È vero che, quando si decide di scrivere, la scelta forse più drammatica è quella di scegliere o privilegiare un determinato stile tra i tanti possibili, decidere insomma in quale marcia intraprendere questa nuova avventura, a quale registro narrativo dare la preferenza?

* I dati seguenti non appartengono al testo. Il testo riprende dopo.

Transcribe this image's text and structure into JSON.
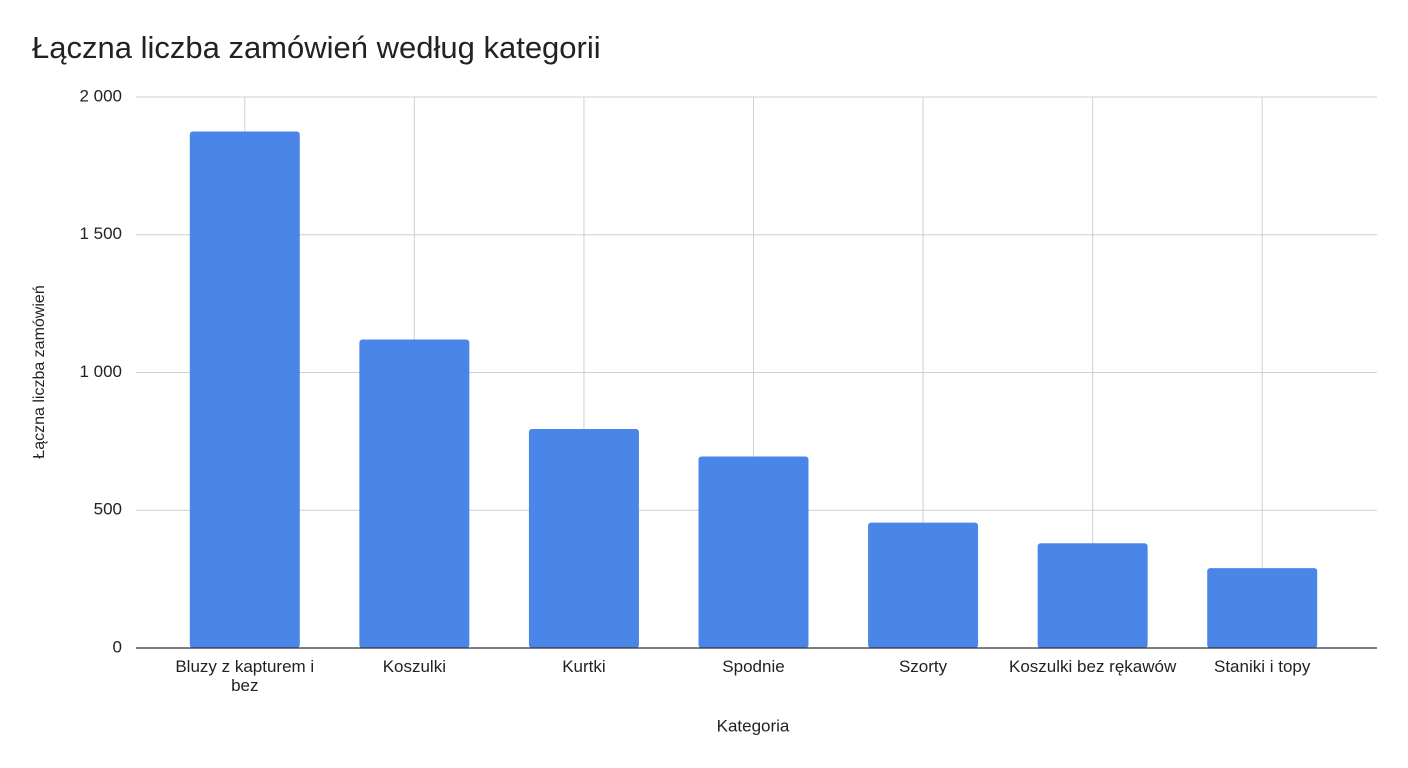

Certo, ma non è una scelta drammatica. Anzi, non è nemmeno una scelta. Per quello che dicevo, la scrittura nasce sempre dall’amore per un certo tipo di scritture. Per cui la scelta di un genere o anche l’adozione di uno stile viene da sé. Se quando entri in una libreria l’occhio ti corre d’istinto allo scaffale della fantascienza, perché dovresti voler scrivere gialli? E se ti commuovono “Romeo e Giulietta” e “Via col vento”, perché intestardirsi a raccontare di mafia e camorra? Sarebbe solo una sofferenza, per te e probabilmente per il tuo lettore. E se sul comodino hai un romanzo di 007 e non uno di Calvino, ci sono dubbi sullo stile che preferisci?
Anche perché in fondo ci può anche piacere, come lettori, un determinato stile o un determinato autore, ma non è detto che sia cosa saggia per noi, come scrittori, emulare proprio quello. Potrebbe essere meglio, forse, utilizzare lo stile che più ci si confà e che maggiormente ci somiglia. O quello, semplicemente, col quale siamo in maggiore confidenza e che abbiamo maggiori probabilità di realizzare al meglio.
No. Se un autore ti piace, significa che in qualche maniera interagisce con la tua natura, la tua visione del mondo ecc. Non ha senso dire: X è secondo me il più grande, però io mi ispiro a Y per enne motivi. Se non cerchi almeno di emulare quello che ti appassiona, è già finito lo scopo di scrivere. Lo stile è in fondo habitus, abito.